The illegal purchasing and transporting of slaves was made as a bet to see if Meaher could avoid the 1807 Act Prohibiting Importation of Slaves. Meaher reportedly described the bet as “a thousand dollars that inside two years I myself can bring a shipful of niggers right into Mobile Bay under the officers’ noses.” Meaher sold some of the slaves but took the rest to work for his brother James and himself. Meaher had its captain, William Foster (1825 – 1901), burn and scuttle Clotilda in Mobile Bay, attempting to destroy evidence of their joint lawbreaking. The wreck was located in 2019.

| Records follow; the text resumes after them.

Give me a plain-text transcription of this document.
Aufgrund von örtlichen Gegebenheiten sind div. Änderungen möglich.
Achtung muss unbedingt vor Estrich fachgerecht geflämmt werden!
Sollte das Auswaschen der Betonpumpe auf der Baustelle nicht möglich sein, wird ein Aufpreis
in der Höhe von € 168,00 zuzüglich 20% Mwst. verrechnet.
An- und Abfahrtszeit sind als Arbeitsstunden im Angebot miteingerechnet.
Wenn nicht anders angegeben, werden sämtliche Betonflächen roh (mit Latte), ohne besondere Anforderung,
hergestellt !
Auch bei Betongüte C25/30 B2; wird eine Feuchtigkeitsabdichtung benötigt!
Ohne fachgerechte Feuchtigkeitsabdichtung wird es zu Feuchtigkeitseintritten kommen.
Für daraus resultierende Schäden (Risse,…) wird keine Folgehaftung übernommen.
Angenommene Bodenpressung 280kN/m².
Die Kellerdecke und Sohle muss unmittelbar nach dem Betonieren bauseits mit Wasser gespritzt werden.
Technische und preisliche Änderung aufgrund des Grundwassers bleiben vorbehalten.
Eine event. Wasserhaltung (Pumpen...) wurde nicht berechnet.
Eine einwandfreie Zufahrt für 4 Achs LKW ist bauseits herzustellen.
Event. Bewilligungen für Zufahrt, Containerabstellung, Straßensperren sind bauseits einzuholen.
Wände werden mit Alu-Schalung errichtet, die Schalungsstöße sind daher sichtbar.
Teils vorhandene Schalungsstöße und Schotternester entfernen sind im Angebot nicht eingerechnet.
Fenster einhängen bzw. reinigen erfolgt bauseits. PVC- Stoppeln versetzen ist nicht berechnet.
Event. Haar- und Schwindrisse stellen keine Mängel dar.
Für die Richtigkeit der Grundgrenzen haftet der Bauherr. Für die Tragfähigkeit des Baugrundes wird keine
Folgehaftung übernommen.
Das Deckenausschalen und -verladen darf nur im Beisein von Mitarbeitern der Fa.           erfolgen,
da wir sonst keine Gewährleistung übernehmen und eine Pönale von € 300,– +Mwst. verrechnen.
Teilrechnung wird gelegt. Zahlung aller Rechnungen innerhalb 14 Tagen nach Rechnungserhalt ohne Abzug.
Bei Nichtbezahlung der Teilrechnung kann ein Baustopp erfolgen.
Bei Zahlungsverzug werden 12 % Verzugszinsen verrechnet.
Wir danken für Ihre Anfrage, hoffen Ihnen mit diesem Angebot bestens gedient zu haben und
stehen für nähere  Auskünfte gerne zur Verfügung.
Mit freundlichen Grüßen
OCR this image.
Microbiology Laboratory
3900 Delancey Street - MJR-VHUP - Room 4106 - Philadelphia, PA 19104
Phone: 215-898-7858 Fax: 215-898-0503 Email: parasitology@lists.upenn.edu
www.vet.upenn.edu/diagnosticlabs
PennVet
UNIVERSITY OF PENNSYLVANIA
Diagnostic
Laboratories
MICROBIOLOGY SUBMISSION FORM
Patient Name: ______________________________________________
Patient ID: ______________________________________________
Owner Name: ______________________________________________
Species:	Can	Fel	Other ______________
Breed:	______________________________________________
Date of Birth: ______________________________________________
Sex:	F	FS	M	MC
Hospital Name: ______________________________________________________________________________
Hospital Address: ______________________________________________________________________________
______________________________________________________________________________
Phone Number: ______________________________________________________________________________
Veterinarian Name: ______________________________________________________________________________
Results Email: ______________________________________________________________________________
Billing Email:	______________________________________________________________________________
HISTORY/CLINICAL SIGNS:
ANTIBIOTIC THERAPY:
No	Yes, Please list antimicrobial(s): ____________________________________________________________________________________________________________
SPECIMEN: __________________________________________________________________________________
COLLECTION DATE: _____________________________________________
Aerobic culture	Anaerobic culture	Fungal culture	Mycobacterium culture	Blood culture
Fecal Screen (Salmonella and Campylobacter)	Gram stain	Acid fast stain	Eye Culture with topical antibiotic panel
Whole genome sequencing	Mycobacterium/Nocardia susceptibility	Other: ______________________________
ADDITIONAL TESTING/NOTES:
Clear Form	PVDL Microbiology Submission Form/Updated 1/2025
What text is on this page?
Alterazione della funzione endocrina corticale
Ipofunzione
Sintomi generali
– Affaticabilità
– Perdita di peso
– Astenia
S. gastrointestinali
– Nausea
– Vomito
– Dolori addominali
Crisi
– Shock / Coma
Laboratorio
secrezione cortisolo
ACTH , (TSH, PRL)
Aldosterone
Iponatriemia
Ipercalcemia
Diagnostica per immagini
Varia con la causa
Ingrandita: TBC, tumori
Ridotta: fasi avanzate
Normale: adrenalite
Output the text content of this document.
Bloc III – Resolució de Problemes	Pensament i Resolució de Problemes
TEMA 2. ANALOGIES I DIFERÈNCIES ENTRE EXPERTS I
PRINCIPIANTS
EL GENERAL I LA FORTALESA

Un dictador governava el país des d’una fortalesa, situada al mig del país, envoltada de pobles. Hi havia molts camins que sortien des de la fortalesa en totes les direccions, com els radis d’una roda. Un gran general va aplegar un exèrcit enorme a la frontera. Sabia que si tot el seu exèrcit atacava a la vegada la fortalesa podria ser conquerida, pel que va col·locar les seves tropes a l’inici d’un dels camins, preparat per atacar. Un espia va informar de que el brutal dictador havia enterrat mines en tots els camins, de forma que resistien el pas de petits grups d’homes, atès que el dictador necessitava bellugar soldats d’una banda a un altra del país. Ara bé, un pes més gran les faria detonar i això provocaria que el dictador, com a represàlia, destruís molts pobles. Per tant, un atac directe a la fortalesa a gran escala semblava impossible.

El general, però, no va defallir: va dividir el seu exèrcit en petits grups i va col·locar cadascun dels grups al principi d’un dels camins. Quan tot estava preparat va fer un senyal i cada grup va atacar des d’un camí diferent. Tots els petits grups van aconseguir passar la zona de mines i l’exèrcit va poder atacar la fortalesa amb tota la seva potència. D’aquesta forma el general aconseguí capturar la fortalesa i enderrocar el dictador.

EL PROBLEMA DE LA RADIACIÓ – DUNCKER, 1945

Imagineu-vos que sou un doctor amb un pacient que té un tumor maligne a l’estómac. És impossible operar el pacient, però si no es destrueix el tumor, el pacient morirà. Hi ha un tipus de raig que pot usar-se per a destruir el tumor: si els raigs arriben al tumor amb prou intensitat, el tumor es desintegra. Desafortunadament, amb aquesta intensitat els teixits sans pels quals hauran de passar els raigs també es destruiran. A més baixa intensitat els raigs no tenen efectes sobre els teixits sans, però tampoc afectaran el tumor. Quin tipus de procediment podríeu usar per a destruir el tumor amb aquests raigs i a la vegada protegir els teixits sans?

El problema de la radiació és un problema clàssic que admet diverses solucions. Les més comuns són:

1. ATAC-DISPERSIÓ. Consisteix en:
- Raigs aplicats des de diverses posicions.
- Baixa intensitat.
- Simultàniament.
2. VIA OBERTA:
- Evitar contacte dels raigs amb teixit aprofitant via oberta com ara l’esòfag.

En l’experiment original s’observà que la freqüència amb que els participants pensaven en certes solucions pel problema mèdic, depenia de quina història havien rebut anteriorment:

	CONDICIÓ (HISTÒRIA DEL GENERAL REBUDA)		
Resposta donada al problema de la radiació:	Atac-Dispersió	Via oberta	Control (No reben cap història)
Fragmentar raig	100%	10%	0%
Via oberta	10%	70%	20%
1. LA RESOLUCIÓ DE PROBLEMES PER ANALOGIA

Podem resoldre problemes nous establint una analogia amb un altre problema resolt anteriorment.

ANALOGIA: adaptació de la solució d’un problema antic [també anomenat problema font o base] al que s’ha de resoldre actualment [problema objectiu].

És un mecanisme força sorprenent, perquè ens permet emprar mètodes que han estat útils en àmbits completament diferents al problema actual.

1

The slaves were freed in 1865, but Timothy Meaher refused to help them return home or provide reparations. He sold them some land where they created the slave colony of Africatown. The United States government attempted to charge Meaher, but due to factors such as difficulty proving the crime and the Civil War, he was never prosecuted. However in 1890, two years before his death, Meaher bragged in a newspaper interview about his slave trading.
Death and legacy
Timothy Meaher died on 3 March 1892 in Mobile, Alabama. He is buried at the Catholic Cemetery in Toulminville, Alabama. The Meaher family is still prominent in Alabama, with Meaher State Park bearing the name, as well as a Meaher Avenue running through Africatown. The family has refused to make any statement “about their sinister ancestor’s crime” or release his personal papers. Some of the family members composed a letter with a public statement in October 2022 expressing disapproval of their ancestors action.